Three: INSPECT THE GADGETS. Part of what makes Steampunk appealing is all the fun gadgets. You'll have to decide who makes the gadgets, why, and when they started coming about. Also, make sure to research what was available to tinkers during the Victorian era. If you incorporate something that was not available in that time period, you'll have to explain why it's there in this alternate history. Keep in mind that part of the punk ideology is a strong DIY mentality, so it might be beneficial to have a couple of tinkers or engineers in your punk group, and it might be necessary to let your imagination run wild. If you can't churn out tons of fantastical things to play with, then you may want just one crazy piece of technology that your MC is working on (like a time machine or a weather balloon or something), and have everything else be normal.

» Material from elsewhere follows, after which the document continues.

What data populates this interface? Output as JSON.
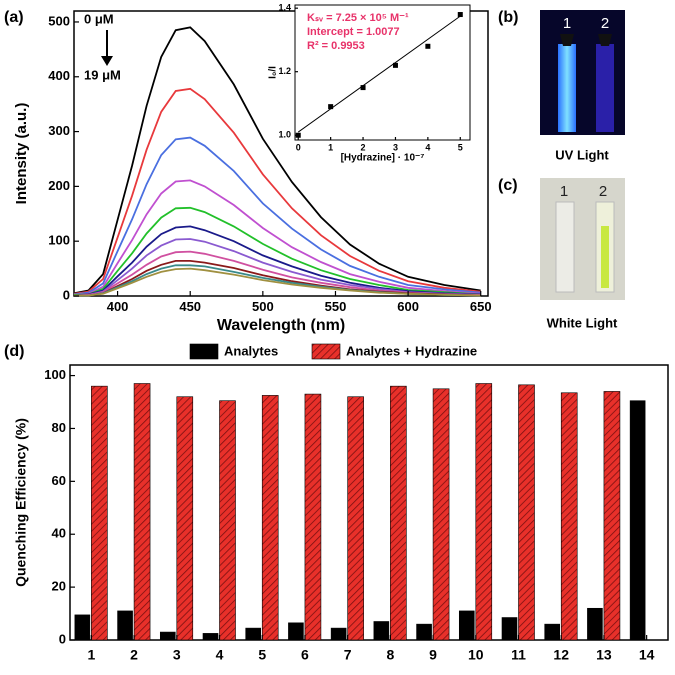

Four: NOT ALL PUNKS ARE ROCKERS. Remember that your punks can run the gamut between just being a little off-color to blatantly wanting to bomb parliament. All people are different, some more extreme than others. Keep that in mind when deciding just how punky you want your punks. You could have something as simple as a cooky old codger who tinkers in his basement, to an avaunt garde aristocratic explorer, to a surly airship pirate, to an alchemist who's into pyrotechnics. The beauty of Steampunk is that your MCs don't have to be the "punks." What we need to understand as writers is that there are always bystanders in any world. The hero doesn't always have to be the guy with the ball-peen hammer or the airship. Watson anyone? And even if they are, these characters are people too! They have other aspects to their lives than just repairing clockwork soldiers or hijacking the Empire's latest dirigible. You could write about an airship pirate who doesn't go anywhere near an airship for the duration of the story; or your character can be someone who has never experienced the punks until one fateful day when XYZ happens; or they can be someone who is watching the "punks" from afar. Whatever you choose, just make sure that your punks know what they want and aren't afraid to fight for it!
Five: HAVE FUN.
I hope that helps? Have a Happy Thanksgiving everyone!